Nelson, who is known for her role on MTV's The Hard Times of RJ Berger, upped the saturation and structure of the right photo in order to "show how intense the feeling truly is," she told HelloGiggles.
She says that when people see her with makeup, they don't realize that underneath is "chronic itchiness and chronic fatigue."
What most people know about the autoimmune disease — which affects around 7.5 million people in the U.S. — comes either from Kim Kardashian West or America's Next Top Model's CariDee English. But as Nelson pointed out in another Instagram photo in March, "Skin conditions are not cosmetic issues."

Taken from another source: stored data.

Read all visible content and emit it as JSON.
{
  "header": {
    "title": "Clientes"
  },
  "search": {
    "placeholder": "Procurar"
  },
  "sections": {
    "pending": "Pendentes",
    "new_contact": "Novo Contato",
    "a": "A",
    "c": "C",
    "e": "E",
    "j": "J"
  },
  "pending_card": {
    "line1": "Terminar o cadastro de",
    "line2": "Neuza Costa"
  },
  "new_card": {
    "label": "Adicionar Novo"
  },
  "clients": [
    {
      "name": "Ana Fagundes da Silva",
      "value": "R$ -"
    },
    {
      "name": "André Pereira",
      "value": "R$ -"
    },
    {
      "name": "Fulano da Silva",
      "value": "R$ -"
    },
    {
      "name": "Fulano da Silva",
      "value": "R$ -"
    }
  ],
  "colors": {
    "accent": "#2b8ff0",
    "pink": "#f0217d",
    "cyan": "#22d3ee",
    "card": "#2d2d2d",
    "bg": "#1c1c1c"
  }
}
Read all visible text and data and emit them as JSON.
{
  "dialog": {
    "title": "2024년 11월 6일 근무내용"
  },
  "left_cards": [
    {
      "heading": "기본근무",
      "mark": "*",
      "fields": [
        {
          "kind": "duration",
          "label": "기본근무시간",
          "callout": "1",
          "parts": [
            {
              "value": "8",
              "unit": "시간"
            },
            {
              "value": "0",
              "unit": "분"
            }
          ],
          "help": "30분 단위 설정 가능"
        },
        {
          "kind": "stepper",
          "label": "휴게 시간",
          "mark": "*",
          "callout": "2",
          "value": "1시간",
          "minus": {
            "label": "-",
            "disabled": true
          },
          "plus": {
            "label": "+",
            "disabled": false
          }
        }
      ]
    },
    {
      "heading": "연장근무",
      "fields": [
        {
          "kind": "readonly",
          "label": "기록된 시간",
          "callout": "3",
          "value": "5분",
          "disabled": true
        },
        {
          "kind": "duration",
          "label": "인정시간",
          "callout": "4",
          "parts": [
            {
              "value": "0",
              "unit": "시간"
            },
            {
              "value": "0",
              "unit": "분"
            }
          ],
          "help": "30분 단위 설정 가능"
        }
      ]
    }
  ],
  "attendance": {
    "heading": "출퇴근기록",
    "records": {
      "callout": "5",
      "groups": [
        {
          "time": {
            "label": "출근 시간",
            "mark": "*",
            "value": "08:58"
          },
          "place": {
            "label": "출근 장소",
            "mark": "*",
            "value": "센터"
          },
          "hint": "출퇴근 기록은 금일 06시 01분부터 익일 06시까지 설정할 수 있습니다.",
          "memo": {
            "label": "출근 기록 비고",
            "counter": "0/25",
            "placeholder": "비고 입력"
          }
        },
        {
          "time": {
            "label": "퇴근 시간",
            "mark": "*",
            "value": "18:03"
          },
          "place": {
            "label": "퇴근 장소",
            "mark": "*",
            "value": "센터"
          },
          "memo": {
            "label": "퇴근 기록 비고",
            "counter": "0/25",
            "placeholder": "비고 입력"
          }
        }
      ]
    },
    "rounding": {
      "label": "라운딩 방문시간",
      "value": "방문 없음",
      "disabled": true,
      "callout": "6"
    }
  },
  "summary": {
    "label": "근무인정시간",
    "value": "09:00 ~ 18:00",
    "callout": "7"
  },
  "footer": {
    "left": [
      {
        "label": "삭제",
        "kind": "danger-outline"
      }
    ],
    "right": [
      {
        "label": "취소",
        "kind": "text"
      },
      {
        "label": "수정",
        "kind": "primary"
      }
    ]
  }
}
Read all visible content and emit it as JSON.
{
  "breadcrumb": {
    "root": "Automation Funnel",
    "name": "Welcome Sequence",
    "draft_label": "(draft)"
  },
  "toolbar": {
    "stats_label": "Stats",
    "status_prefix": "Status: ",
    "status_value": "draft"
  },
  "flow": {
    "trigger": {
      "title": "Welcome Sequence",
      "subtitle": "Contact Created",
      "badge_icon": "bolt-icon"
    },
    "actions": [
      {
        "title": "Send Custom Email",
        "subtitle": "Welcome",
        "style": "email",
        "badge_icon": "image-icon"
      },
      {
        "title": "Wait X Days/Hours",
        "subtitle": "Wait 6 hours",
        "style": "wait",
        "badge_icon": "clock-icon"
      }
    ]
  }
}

Two years ago, she had to go to the hospital for severe dehydration and a fever.
"[Skin conditions] cause physical pain and suffering, and oftentimes a feeling of being trapped in your own body, on top of the social anxiety," Nelson wrote.
The severity of each flareup can vary, and the condition can sometimes seem to abate entirely — but Nelson tells her followers that the threat always lingers.
"I personally struggle with sleep deprivation due to constant, widespread itchiness that feels more like I'm being stung or bitten then I am 'itchy,'" she writes. "Sometimes it's completely unbearable and I have to go to a calm place in my mind to meditate and breathe until it lessens, but it never fully goes away."
Social media has become a place where people can discuss issues not addressed by mainstream media. Think Shalom Nchom covering her scars in a YouTube video — or Paige Billiot flaunting her facial birthmark in her Flawless Affect campaign. And Nelson's honesty is having a meaningful effect on her fans.
"I thank you for your high and wide courage, in this way you have given some to me to fight my own battle against psoriasis," a follower commented on one of her photos.
"I just started breaking out on my face & was feeling awful about it. I'm glad I found your page, psoriasis sucks!" wrote another.
The struggle is real — but so is Nelson's bravery.